Thursday, February 9, 2012
The Office of Federal Contracts Compliance Programs has extended the comment period for for its proposed rule to revise regulations implementing Section 503 of the Rehabilitation Act of 1973, which obligates most federal contractors and subcontractors to ensure equal employment opportunity for qualified workers with disabilities.
From the press release:
On Dec. 9, 2011, OFCCP published a notice of proposed rulemaking in 76 Federal Register 77056 with a comment period originally set to end on Feb. 7, 2012. After reviewing requests for an extension, OFCCP has extended the comment period by 14 days until Tuesday, Feb. 21. This action will provide additional time for interested parties to analyze the issues raised in the proposal and to provide their comments. Individuals and organizations who already have submitted comments may use the extension period to revise or add to their original comments.
To learn more about the proposed rule and submit comments, visit http://www.dol.gov/ofccp/503. The rule proposed by OFCCP would strengthen the affirmative action and reporting obligations of federal contractors by requiring them to set a hiring goal of having 7 percent of their employees be qualified workers with disabilities.
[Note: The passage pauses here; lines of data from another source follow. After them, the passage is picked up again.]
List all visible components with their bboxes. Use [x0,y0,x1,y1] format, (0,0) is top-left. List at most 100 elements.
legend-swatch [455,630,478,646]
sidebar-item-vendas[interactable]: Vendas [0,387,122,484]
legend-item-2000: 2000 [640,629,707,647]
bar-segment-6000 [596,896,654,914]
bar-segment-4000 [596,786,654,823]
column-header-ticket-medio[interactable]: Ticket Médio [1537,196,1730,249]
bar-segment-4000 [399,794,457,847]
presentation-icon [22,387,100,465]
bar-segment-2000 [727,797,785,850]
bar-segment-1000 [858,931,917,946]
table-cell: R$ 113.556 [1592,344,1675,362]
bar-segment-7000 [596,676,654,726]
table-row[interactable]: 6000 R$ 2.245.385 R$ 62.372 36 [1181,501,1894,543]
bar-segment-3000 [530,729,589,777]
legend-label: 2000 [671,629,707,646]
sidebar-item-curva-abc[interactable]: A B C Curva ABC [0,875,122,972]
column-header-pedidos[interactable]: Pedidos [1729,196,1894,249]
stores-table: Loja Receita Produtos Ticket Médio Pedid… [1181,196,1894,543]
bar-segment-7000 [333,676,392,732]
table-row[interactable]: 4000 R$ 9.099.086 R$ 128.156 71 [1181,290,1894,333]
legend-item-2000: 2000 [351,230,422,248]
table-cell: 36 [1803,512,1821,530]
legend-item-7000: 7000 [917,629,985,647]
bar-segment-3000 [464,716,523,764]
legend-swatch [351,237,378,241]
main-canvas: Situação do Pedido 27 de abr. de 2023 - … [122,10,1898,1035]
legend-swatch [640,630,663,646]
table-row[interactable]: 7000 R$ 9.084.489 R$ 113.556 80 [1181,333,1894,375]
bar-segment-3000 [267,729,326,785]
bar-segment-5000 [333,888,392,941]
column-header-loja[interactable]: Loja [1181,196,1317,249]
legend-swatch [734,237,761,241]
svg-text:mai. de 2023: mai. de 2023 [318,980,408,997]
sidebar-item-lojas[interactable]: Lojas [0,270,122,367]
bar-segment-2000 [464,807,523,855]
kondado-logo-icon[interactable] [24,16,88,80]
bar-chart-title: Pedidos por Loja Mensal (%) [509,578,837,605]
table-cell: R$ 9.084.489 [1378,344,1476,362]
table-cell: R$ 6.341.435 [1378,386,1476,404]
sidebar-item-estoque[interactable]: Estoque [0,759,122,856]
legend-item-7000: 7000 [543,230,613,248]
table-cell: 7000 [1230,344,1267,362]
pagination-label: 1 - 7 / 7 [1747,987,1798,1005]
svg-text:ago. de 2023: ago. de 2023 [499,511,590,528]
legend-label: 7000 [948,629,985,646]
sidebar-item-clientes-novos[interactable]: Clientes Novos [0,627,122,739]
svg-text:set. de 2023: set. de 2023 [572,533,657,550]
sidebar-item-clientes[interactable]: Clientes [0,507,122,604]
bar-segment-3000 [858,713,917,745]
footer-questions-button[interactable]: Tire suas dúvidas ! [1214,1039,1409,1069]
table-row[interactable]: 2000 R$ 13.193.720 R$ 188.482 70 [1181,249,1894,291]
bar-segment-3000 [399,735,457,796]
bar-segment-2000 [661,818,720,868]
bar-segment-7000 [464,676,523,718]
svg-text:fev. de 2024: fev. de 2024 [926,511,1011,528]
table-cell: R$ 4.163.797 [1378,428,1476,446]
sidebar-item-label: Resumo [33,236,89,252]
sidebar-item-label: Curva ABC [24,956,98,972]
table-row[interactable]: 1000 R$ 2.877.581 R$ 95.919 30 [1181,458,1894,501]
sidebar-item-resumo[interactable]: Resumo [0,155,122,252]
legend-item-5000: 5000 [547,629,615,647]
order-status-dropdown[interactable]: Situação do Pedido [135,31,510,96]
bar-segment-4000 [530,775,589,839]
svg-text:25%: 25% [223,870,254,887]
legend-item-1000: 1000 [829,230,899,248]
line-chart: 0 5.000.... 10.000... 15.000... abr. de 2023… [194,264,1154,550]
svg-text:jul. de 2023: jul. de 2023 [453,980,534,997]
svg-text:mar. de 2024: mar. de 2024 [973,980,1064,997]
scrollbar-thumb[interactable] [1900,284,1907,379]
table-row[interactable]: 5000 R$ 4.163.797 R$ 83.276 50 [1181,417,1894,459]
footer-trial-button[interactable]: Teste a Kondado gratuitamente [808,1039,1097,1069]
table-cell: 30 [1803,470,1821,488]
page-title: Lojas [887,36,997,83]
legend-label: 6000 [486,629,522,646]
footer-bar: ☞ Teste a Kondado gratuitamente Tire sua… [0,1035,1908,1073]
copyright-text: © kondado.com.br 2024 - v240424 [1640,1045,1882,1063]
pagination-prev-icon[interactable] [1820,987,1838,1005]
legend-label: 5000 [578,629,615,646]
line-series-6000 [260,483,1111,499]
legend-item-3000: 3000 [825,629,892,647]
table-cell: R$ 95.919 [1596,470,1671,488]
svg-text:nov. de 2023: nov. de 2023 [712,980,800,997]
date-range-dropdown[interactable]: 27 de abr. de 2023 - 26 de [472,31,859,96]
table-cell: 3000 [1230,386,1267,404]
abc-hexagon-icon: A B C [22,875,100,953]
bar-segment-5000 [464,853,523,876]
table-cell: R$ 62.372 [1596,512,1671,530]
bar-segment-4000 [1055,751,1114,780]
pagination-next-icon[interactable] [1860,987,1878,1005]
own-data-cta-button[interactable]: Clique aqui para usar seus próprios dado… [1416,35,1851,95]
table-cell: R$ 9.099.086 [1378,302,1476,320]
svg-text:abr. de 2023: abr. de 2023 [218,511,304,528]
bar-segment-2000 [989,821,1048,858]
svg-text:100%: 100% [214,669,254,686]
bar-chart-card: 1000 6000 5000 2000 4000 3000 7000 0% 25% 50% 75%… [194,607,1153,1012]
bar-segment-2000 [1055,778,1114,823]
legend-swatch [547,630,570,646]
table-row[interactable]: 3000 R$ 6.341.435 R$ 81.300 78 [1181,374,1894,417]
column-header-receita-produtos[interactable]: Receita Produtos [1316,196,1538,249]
The proposed changes also detail mandatory actions contractors would have to take in the areas of recruitment, training, record-keeping and dissemination of affirmative action policies ‒ obligations similar to those that have long been required to promote workplace equality for women and minorities. In addition, the rule would clarify OFCCP’s expectations of contractors by providing specific guidance on how to comply with the law.
Parties who filed comments previously may supplement or submit additional comments during the extended comment period. Parties interested in commenting can view the NPRM and submit comments by using the Federal eRulemaking Portal www.regulations.gov and referencing RIN 1250-AA02. This is another great opportunity to have students participate in the rulemaking process.